Regimen of Administration

[053] According to some embodiments, the topical composition comprising at least one of a PDE4 inhibitor, a JAK inhibitor, an AhR modulator, or combinations thereof, is administered for a period of between one month to 24 months during, before or after acne treatment or rosacea treatment. In some embodiments, the acne treatment comprises treating the subject by administering an anti-acne agent.

[054] In some embodiments, the anti-acne agent comprises benzoyl peroxide, azelaic acid, Roaccutane, retinoids, antibiotics or combinations thereof.

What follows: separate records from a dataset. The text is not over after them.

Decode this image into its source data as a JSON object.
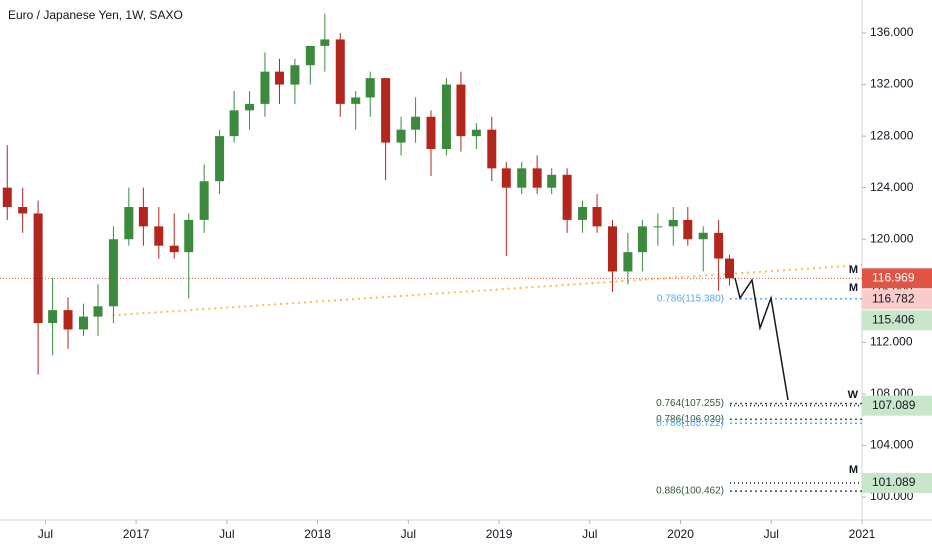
{
  "chart_data": {
    "type": "candlestick",
    "title": "Euro / Japanese Yen, 1W, SAXO",
    "up_color": "#3b8a3e",
    "down_color": "#b3261e",
    "x": [
      2016.29,
      2016.375,
      2016.46,
      2016.54,
      2016.625,
      2016.71,
      2016.79,
      2016.875,
      2016.96,
      2017.04,
      2017.125,
      2017.21,
      2017.29,
      2017.375,
      2017.46,
      2017.54,
      2017.625,
      2017.71,
      2017.79,
      2017.875,
      2017.96,
      2018.04,
      2018.125,
      2018.21,
      2018.29,
      2018.375,
      2018.46,
      2018.54,
      2018.625,
      2018.71,
      2018.79,
      2018.875,
      2018.96,
      2019.04,
      2019.125,
      2019.21,
      2019.29,
      2019.375,
      2019.46,
      2019.54,
      2019.625,
      2019.71,
      2019.79,
      2019.875,
      2019.96,
      2020.04,
      2020.125,
      2020.21,
      2020.27
    ],
    "open": [
      124.0,
      122.5,
      122.0,
      113.5,
      114.5,
      113.0,
      114.0,
      114.8,
      120.0,
      122.5,
      121.0,
      119.5,
      119.0,
      121.5,
      124.5,
      128.0,
      130.0,
      130.5,
      133.0,
      132.0,
      133.5,
      135.0,
      135.5,
      130.5,
      131.0,
      132.5,
      127.5,
      128.5,
      129.5,
      127.0,
      132.0,
      128.0,
      128.5,
      125.5,
      124.0,
      125.5,
      124.0,
      125.0,
      121.5,
      122.5,
      121.0,
      117.5,
      119.0,
      121.0,
      121.0,
      121.5,
      120.0,
      120.5,
      118.5
    ],
    "high": [
      127.3,
      124.0,
      123.0,
      117.0,
      115.5,
      115.0,
      116.5,
      121.0,
      124.0,
      124.0,
      122.5,
      122.0,
      122.0,
      125.8,
      128.5,
      131.5,
      131.5,
      134.5,
      134.0,
      134.0,
      135.0,
      137.5,
      136.0,
      131.5,
      133.0,
      132.5,
      129.5,
      131.0,
      130.0,
      132.5,
      133.0,
      129.0,
      129.5,
      126.0,
      126.0,
      126.5,
      125.5,
      125.5,
      123.0,
      123.5,
      121.5,
      120.5,
      121.5,
      122.0,
      122.5,
      122.5,
      121.0,
      121.5,
      118.8
    ],
    "low": [
      121.5,
      120.5,
      109.5,
      111.0,
      111.5,
      112.5,
      112.5,
      113.5,
      119.5,
      119.5,
      118.5,
      118.5,
      115.4,
      120.5,
      123.5,
      127.5,
      128.5,
      129.5,
      130.5,
      130.5,
      132.0,
      133.0,
      129.5,
      128.5,
      129.5,
      124.6,
      126.5,
      127.5,
      124.9,
      126.5,
      126.8,
      127.0,
      124.5,
      118.7,
      123.5,
      123.5,
      123.5,
      120.5,
      120.5,
      120.5,
      115.9,
      116.5,
      117.5,
      119.5,
      119.5,
      119.5,
      117.5,
      116.0,
      116.4
    ],
    "close": [
      122.5,
      122.0,
      113.5,
      114.5,
      113.0,
      114.0,
      114.8,
      120.0,
      122.5,
      121.0,
      119.5,
      119.0,
      121.5,
      124.5,
      128.0,
      130.0,
      130.5,
      133.0,
      132.0,
      133.5,
      135.0,
      135.5,
      130.5,
      131.0,
      132.5,
      127.5,
      128.5,
      129.5,
      127.0,
      132.0,
      128.0,
      128.5,
      125.5,
      124.0,
      125.5,
      124.0,
      125.0,
      121.5,
      122.5,
      121.0,
      117.5,
      119.0,
      121.0,
      121.0,
      121.5,
      120.0,
      120.5,
      118.5,
      116.97
    ],
    "xlim": [
      2016.25,
      2021.0
    ],
    "ylim": [
      98.22,
      138.56
    ],
    "xticks": [
      {
        "value": 2016.5,
        "label": "Jul"
      },
      {
        "value": 2017.0,
        "label": "2017"
      },
      {
        "value": 2017.5,
        "label": "Jul"
      },
      {
        "value": 2018.0,
        "label": "2018"
      },
      {
        "value": 2018.5,
        "label": "Jul"
      },
      {
        "value": 2019.0,
        "label": "2019"
      },
      {
        "value": 2019.5,
        "label": "Jul"
      },
      {
        "value": 2020.0,
        "label": "2020"
      },
      {
        "value": 2020.5,
        "label": "Jul"
      },
      {
        "value": 2021.0,
        "label": "2021"
      }
    ],
    "yticks": [
      {
        "value": 100,
        "label": "100.000"
      },
      {
        "value": 104,
        "label": "104.000"
      },
      {
        "value": 108,
        "label": "108.000"
      },
      {
        "value": 112,
        "label": "112.000"
      },
      {
        "value": 116,
        "label": "116.000"
      },
      {
        "value": 120,
        "label": "120.000"
      },
      {
        "value": 124,
        "label": "124.000"
      },
      {
        "value": 128,
        "label": "128.000"
      },
      {
        "value": 132,
        "label": "132.000"
      },
      {
        "value": 136,
        "label": "136.000"
      }
    ],
    "trendline": {
      "x": [
        2016.87,
        2021.0
      ],
      "values": [
        114.1,
        118.0
      ],
      "color": "#f5c04a"
    },
    "fib_levels": [
      {
        "text": "0.786(115.380)",
        "value": 115.38,
        "color": "#5aa9e6"
      },
      {
        "text": "0.764(107.255)",
        "value": 107.255,
        "color": "#2f5e2f"
      },
      {
        "text": "0.786(106.030)",
        "value": 106.03,
        "color": "#2f5e2f"
      },
      {
        "text": "0.786(105.722)",
        "value": 105.722,
        "color": "#5aa9e6"
      },
      {
        "text": "0.886(100.462)",
        "value": 100.462,
        "color": "#2f5e2f"
      }
    ],
    "price_labels": [
      {
        "value": 116.969,
        "color": "#e05545",
        "text_color": "#ffffff",
        "line": "full"
      },
      {
        "value": 116.782,
        "color": "#f9cccc",
        "text_color": "#131722",
        "line": "none"
      },
      {
        "value": 115.406,
        "color": "#c8e6c9",
        "text_color": "#131722",
        "line": "none"
      },
      {
        "value": 107.089,
        "color": "#c8e6c9",
        "text_color": "#131722",
        "line": "short"
      },
      {
        "value": 101.089,
        "color": "#c8e6c9",
        "text_color": "#131722",
        "line": "short"
      }
    ],
    "pattern_marks": [
      {
        "text": "M",
        "value": 117.6
      },
      {
        "text": "M",
        "value": 116.2
      },
      {
        "text": "W",
        "value": 107.9
      },
      {
        "text": "M",
        "value": 102.1
      }
    ]
  }
}
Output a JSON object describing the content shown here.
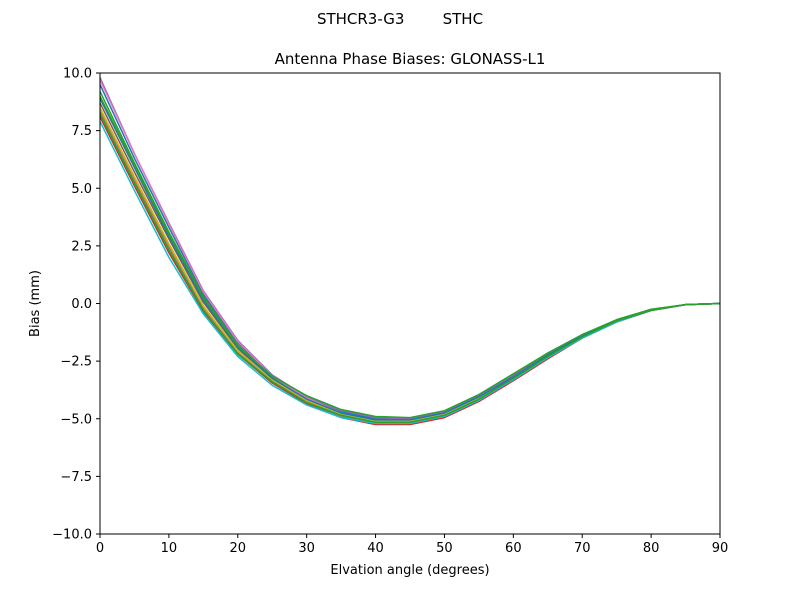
{
  "figure": {
    "suptitle": "STHCR3-G3        STHC"
  },
  "chart_data": {
    "type": "line",
    "title": "Antenna Phase Biases: GLONASS-L1",
    "xlabel": "Elvation angle (degrees)",
    "ylabel": "Bias (mm)",
    "xlim": [
      0,
      90
    ],
    "ylim": [
      -10,
      10
    ],
    "xticks": [
      "0",
      "10",
      "20",
      "30",
      "40",
      "50",
      "60",
      "70",
      "80",
      "90"
    ],
    "yticks": [
      "10.0",
      "7.5",
      "5.0",
      "2.5",
      "0.0",
      "−2.5",
      "−5.0",
      "−7.5",
      "−10.0"
    ],
    "grid": false,
    "legend": "none",
    "x": [
      0,
      5,
      10,
      15,
      20,
      25,
      30,
      35,
      40,
      45,
      50,
      55,
      60,
      65,
      70,
      75,
      80,
      85,
      90
    ],
    "series": [
      {
        "color": "#1f77b4",
        "values": [
          9.5,
          6.3,
          3.3,
          0.4,
          -1.7,
          -3.2,
          -4.1,
          -4.7,
          -5.0,
          -5.05,
          -4.75,
          -4.05,
          -3.15,
          -2.2,
          -1.4,
          -0.75,
          -0.3,
          -0.05,
          0.0
        ]
      },
      {
        "color": "#ff7f0e",
        "values": [
          8.4,
          5.4,
          2.5,
          -0.2,
          -2.1,
          -3.35,
          -4.25,
          -4.85,
          -5.15,
          -5.15,
          -4.85,
          -4.15,
          -3.3,
          -2.35,
          -1.45,
          -0.8,
          -0.3,
          -0.05,
          0.0
        ]
      },
      {
        "color": "#2ca02c",
        "values": [
          9.2,
          6.1,
          3.1,
          0.3,
          -1.8,
          -3.2,
          -4.1,
          -4.65,
          -4.95,
          -5.0,
          -4.7,
          -4.0,
          -3.1,
          -2.2,
          -1.4,
          -0.75,
          -0.3,
          -0.05,
          0.0
        ]
      },
      {
        "color": "#d62728",
        "values": [
          8.1,
          5.1,
          2.2,
          -0.35,
          -2.2,
          -3.45,
          -4.35,
          -4.95,
          -5.25,
          -5.25,
          -4.95,
          -4.25,
          -3.35,
          -2.4,
          -1.5,
          -0.8,
          -0.3,
          -0.05,
          0.0
        ]
      },
      {
        "color": "#9467bd",
        "values": [
          9.8,
          6.5,
          3.5,
          0.55,
          -1.6,
          -3.1,
          -4.05,
          -4.65,
          -4.95,
          -5.0,
          -4.7,
          -4.0,
          -3.1,
          -2.15,
          -1.35,
          -0.75,
          -0.3,
          -0.05,
          0.0
        ]
      },
      {
        "color": "#8c564b",
        "values": [
          8.7,
          5.7,
          2.8,
          0.05,
          -1.95,
          -3.3,
          -4.2,
          -4.8,
          -5.1,
          -5.1,
          -4.8,
          -4.1,
          -3.25,
          -2.3,
          -1.45,
          -0.8,
          -0.3,
          -0.05,
          0.0
        ]
      },
      {
        "color": "#e377c2",
        "values": [
          9.7,
          6.5,
          3.45,
          0.5,
          -1.65,
          -3.15,
          -4.1,
          -4.75,
          -5.1,
          -5.15,
          -4.85,
          -4.15,
          -3.3,
          -2.35,
          -1.45,
          -0.8,
          -0.3,
          -0.05,
          0.0
        ]
      },
      {
        "color": "#7f7f7f",
        "values": [
          8.3,
          5.3,
          2.4,
          -0.25,
          -2.15,
          -3.4,
          -4.3,
          -4.9,
          -5.2,
          -5.2,
          -4.9,
          -4.2,
          -3.3,
          -2.35,
          -1.5,
          -0.8,
          -0.3,
          -0.05,
          0.0
        ]
      },
      {
        "color": "#bcbd22",
        "values": [
          8.5,
          5.5,
          2.6,
          -0.1,
          -2.05,
          -3.3,
          -4.2,
          -4.8,
          -5.1,
          -5.1,
          -4.8,
          -4.1,
          -3.2,
          -2.3,
          -1.45,
          -0.75,
          -0.3,
          -0.05,
          0.0
        ]
      },
      {
        "color": "#17becf",
        "values": [
          7.9,
          4.9,
          2.0,
          -0.45,
          -2.3,
          -3.55,
          -4.4,
          -4.95,
          -5.2,
          -5.2,
          -4.9,
          -4.2,
          -3.3,
          -2.35,
          -1.5,
          -0.8,
          -0.3,
          -0.05,
          0.0
        ]
      },
      {
        "color": "#1f77b4",
        "values": [
          8.9,
          5.9,
          2.9,
          0.15,
          -1.9,
          -3.25,
          -4.15,
          -4.75,
          -5.05,
          -5.05,
          -4.75,
          -4.05,
          -3.2,
          -2.25,
          -1.4,
          -0.75,
          -0.3,
          -0.05,
          0.0
        ]
      },
      {
        "color": "#2ca02c",
        "values": [
          8.2,
          5.2,
          2.3,
          -0.3,
          -2.2,
          -3.4,
          -4.3,
          -4.85,
          -5.15,
          -5.15,
          -4.85,
          -4.15,
          -3.25,
          -2.3,
          -1.45,
          -0.75,
          -0.3,
          -0.05,
          0.0
        ]
      },
      {
        "color": "#2ca02c",
        "values": [
          9.0,
          6.0,
          3.0,
          0.25,
          -1.85,
          -3.15,
          -4.0,
          -4.6,
          -4.9,
          -4.95,
          -4.65,
          -3.95,
          -3.05,
          -2.15,
          -1.35,
          -0.7,
          -0.25,
          -0.05,
          0.0
        ]
      }
    ]
  }
}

[055] In some embodiments, the topical composition comprising at least one of a PDE4 inhibitor, a JAK inhibitor, an AhR modulator or combinations thereof is administered for a period of between one month to 24 months during, before or after rosacea treatment. In some embodiments, the rosacea treatment comprises treating the subject by administering an anti-rosacea agent.

[056] In some embodiments, the rosacea agent comprises benzoyl peroxide, metronidazole, erythromycin, azelaic acid, ivermectin, doxycycline, minocycline, or combinations thereof. Definitions

[057] Unless defined otherwise, all technical and scientific terms used herein have the same meaning as is commonly understood by one of skill in the art to which the invention pertains. In case of conflict, the specification, including definitions, takes precedence.

[058] As used herein, the indefinite articles "a" and "an" mean "at least one" or "one or more" unless the context clearly dictates otherwise.

[059] As used herein, the term "treating" or” treatment" includes curing a condition, treating a condition, preventing a condition, treating symptoms of a condition, curing symptoms of a condition, ameliorating symptoms of a condition, treating effects of a condition, ameliorating effects of a condition, and preventing results of a condition.

[060] As used herein, the terms “modulator” and “agonist” are used herein interchangeably. [061] Whenever a numerical range is indicated herein, it is meant to include any cited numeral (fractional or integral) within the indicated range. The phrases “between” a first indicate number and a second indicate number and “from” a first indicate number “to” a second indicate number are used herein interchangeably and are meant to include the first and second indicated numbers and all the fractional and integral numerals therebetween.

[062] The terms "comprise", "comprising", "includes", "including", “having” and their conjugates mean "including but not limited to".

[063] As used herein the term "method" refers to manners, means, techniques and procedures for accomplishing a given task including, but not limited to, those manners, means, techniques and procedures either known to, or readily developed from known manners, means, techniques and procedures by practitioners of the chemical, pharmacological, biological, biochemical and medical arts.

[064] It is appreciated that certain features of the invention, which are, for clarity, described in the context of separate embodiments, may also be provided in combination in a single embodiment. Conversely, various features of the invention, which are, for brevity, described in the context of a single embodiment, may also be provided separately or in any suitable sub combination or as suitable in any other described embodiment of the invention. Certain features described in the context of various embodiments are not to be considered essential features of those embodiments, unless the embodiment is inoperative without those elements.